分岐導体バランの実験

以前検討した分岐導体バランの実験をしてみた。

そもそもが、シュペルトップの長さはどうすべきかから、この分岐導体バランに行き着いた。そのあたりはこちらの記事。

シュペルトップの実験で面白い記事を見つけた。 ヘンテナ・アンテナの作成 ヘンテナにはシュペルトップがつきものというか(笑 この記事で...
以前書いた分岐導体バランがどうにも気になるので、唯一見つけた参考文献を買った。 ユビキタス時代のアンテナ設計―広帯域、マルチバンド、至近距...

同じ効果なら、主ペルトップよりも分岐導体バランの方が遥かに簡単そう。何しろ、給電部の同軸芯線をλ/4の導体で同軸ケーブルの外部導体につなぐだけなのだから。

ということで、430MHzで実験。

まずは、ダミーロードだけで測ってみる。

SWRは1.11。周波数が高いので表面実装の抵抗を使って作ったのが良かったようで、期待通り低い値になった。

では、分岐導体を付ける。

300 / 433 / 4 = 0.1732

なので、先端から約17.5cmのところの同軸外皮をちょっと剥いて適当なワイヤを接続した。反対側は同軸ケーブルの芯線側に。これで、直流的には芯線と外部導体がショートした状態。
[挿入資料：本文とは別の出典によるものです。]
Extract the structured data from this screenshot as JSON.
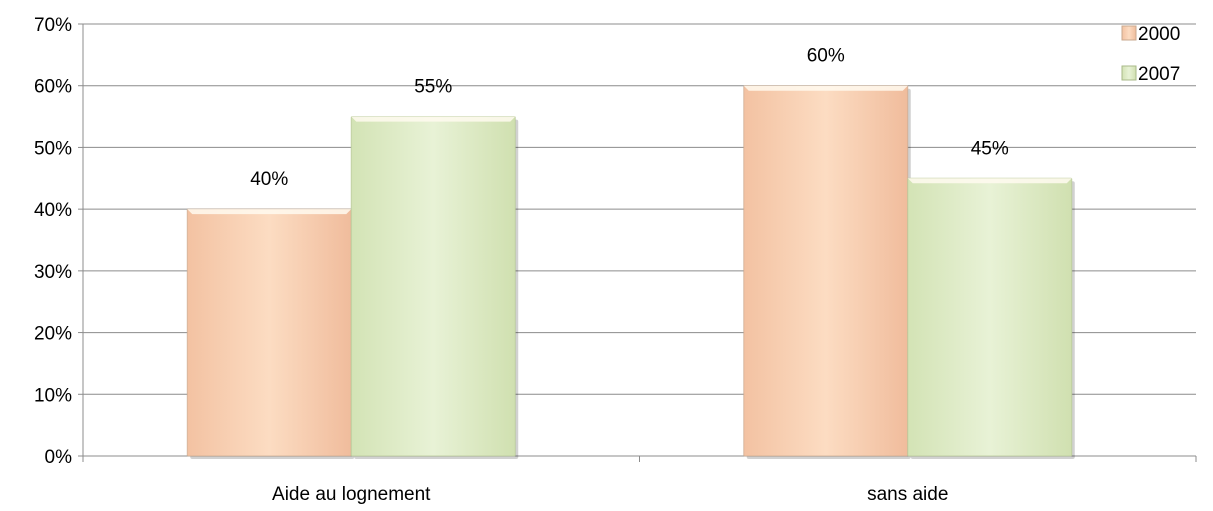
{
  "chart_data": {
    "type": "bar",
    "categories": [
      "Aide au lognement",
      "sans aide"
    ],
    "series": [
      {
        "name": "2000",
        "values": [
          40,
          60
        ],
        "labels": [
          "40%",
          "60%"
        ],
        "color": "#FAD4B4"
      },
      {
        "name": "2007",
        "values": [
          55,
          45
        ],
        "labels": [
          "55%",
          "45%"
        ],
        "color": "#E2EFCB"
      }
    ],
    "ylim": [
      0,
      70
    ],
    "yticks": [
      "0%",
      "10%",
      "20%",
      "30%",
      "40%",
      "50%",
      "60%",
      "70%"
    ],
    "grid": true,
    "legend_position": "top-right"
  }
}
テスタであたってみたら、ちゃんとショートしていた(笑

早速、測定。

MHzSWR
430.021.03
433.001.02
435.001.02
439.981.01

何と、非常にブロード。こんなに単純でいいのか?

試しに、こんなに変形させてみても、1.10。

バランとして機能しているのかはわからないけど、少なくともSWR上は問題ない。

ふと、145MHzで測定してみた。

うーむ、SWR 1.21。もっと、とんでもない値になると思ったんだけど…

分岐導体を外してみる。

ダミーロードを測定したわけなので、しっかり、1.01になった。このダミーロード(というか測定系)は、やはり、周波数が低い方が特性がいいようだ。

ついでに、それぞれに17cmほどのワイヤを付けてダイポールにしてみた。

この写真は撮影のために下に置いた状態だけど、空中に展開した状態では、こんな感じでそれなりのSWRになった。試しに、レピータにカーチャンクしたら反応が返ってきたのでアンテナとして動作していると考えていいと思う。余談ながら、このSWR計は送信を止めても値をホールドしてくれるので撮影は非常に楽^^

では、勢いで、145MHzでも分岐導体バランを試してみる。

300 / 145 / 4 = 0.5172

なので、約52cm。

測定。

バンドの下の方から上の方まで1.01だった。

これならシュペルトップよりも簡単で安上がりだ。でも、本当にバランとして機能しているのかちょっと不安。誰か追試してくれませんか?


使ったSWR計は、SW-102と言うもの。eBayで買った。